I’m pulled into the thickening throng, begin
the clumsy hop, a spaceman’s Morris dance
to music that is rhythmless and sweet,
and hear the Mekon raving from his dream of malice:
You’re wrong. So wrong! And wrong again!
How good the wrongness feels.
The one who holds my wrist stands next to me.
I take my helmet off, my suit, my boots.
I plant my ankles in the sea and breathe.
Where surf and swimmer join
beneath a grey, ferocious sun,
where paradise does not embrace disaster
but where their bodies move
improbably and equidistantly together –
divested of my mission and my clothes –
I feel the strict sensation of deliverance that comes
to any man, however lost,
who measures, paces out at last,
the lost co-ordinates of home.

Dan Dare was a spaceman comic hero of the 1950s, invented by the artist Frank Hampson, and first published in the Eagle. His faithful assistant was Digby. Peabody was the ship’s biologist. There was also a radio serial broadcast on Radio Luxembourg, but listening to 208 medium wave was very frustrating, reception was so bad.

The Mekon was leader of the Treens, the inhabitants of Venus. He was, as described in the poem, a large head and nothing else, all evil brain. The Treens otherwise looked lankily humanoid except for their green colour and ugly faces.
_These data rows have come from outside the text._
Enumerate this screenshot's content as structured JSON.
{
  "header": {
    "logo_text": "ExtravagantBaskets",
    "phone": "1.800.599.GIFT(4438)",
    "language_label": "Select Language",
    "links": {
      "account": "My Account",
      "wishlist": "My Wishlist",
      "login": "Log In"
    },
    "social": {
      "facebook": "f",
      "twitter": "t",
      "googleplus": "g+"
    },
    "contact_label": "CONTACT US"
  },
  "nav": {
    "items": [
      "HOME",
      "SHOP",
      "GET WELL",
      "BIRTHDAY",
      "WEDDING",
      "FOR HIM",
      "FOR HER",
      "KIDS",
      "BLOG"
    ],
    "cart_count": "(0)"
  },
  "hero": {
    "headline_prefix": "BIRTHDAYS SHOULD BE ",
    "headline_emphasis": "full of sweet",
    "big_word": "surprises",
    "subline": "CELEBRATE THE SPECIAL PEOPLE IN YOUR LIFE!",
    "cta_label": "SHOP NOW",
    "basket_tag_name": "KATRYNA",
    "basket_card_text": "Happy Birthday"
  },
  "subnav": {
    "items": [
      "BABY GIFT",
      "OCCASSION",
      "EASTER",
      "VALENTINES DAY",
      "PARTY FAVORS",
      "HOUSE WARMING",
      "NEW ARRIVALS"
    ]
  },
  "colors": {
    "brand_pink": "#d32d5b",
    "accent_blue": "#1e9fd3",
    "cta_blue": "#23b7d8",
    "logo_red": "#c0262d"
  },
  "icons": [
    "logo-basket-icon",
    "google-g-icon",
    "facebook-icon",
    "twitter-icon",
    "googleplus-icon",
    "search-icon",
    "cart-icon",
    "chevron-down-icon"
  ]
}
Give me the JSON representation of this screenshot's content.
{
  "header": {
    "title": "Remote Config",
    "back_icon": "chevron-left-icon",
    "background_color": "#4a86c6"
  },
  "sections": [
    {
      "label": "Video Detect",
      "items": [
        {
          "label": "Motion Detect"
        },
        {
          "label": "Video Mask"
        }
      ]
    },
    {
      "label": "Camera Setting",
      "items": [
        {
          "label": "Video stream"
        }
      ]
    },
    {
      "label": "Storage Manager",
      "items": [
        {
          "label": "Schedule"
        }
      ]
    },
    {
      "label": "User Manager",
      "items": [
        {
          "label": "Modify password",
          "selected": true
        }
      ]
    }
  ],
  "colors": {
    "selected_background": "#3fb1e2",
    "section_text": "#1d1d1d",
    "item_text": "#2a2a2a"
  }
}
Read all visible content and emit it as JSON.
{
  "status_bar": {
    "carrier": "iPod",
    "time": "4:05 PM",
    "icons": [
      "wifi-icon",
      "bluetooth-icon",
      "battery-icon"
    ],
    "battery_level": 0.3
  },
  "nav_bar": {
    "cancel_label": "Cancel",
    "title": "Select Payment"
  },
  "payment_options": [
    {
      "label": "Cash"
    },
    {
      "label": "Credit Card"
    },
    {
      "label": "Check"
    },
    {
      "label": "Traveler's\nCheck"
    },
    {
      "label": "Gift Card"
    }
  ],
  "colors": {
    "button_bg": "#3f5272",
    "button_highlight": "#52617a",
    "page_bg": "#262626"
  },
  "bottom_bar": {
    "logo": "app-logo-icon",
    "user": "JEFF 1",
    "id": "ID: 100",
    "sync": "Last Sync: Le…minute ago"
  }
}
The derivation of Treens, one imagines, is from the word latrines; a very Second World War sort of a word, somehow. The Treens used captured human beings as slaves – their appetite for nastiness modelled, no doubt, on Nazi, or Japanese, slave labour camps.

I have, of course, for satirical purposes, made Dan somewhat more reflective, and also given him a sexual being, none of which were part of the original. I hope that readers who cherish the memory of clean-cut boyhood heroes will not be offended by any of this.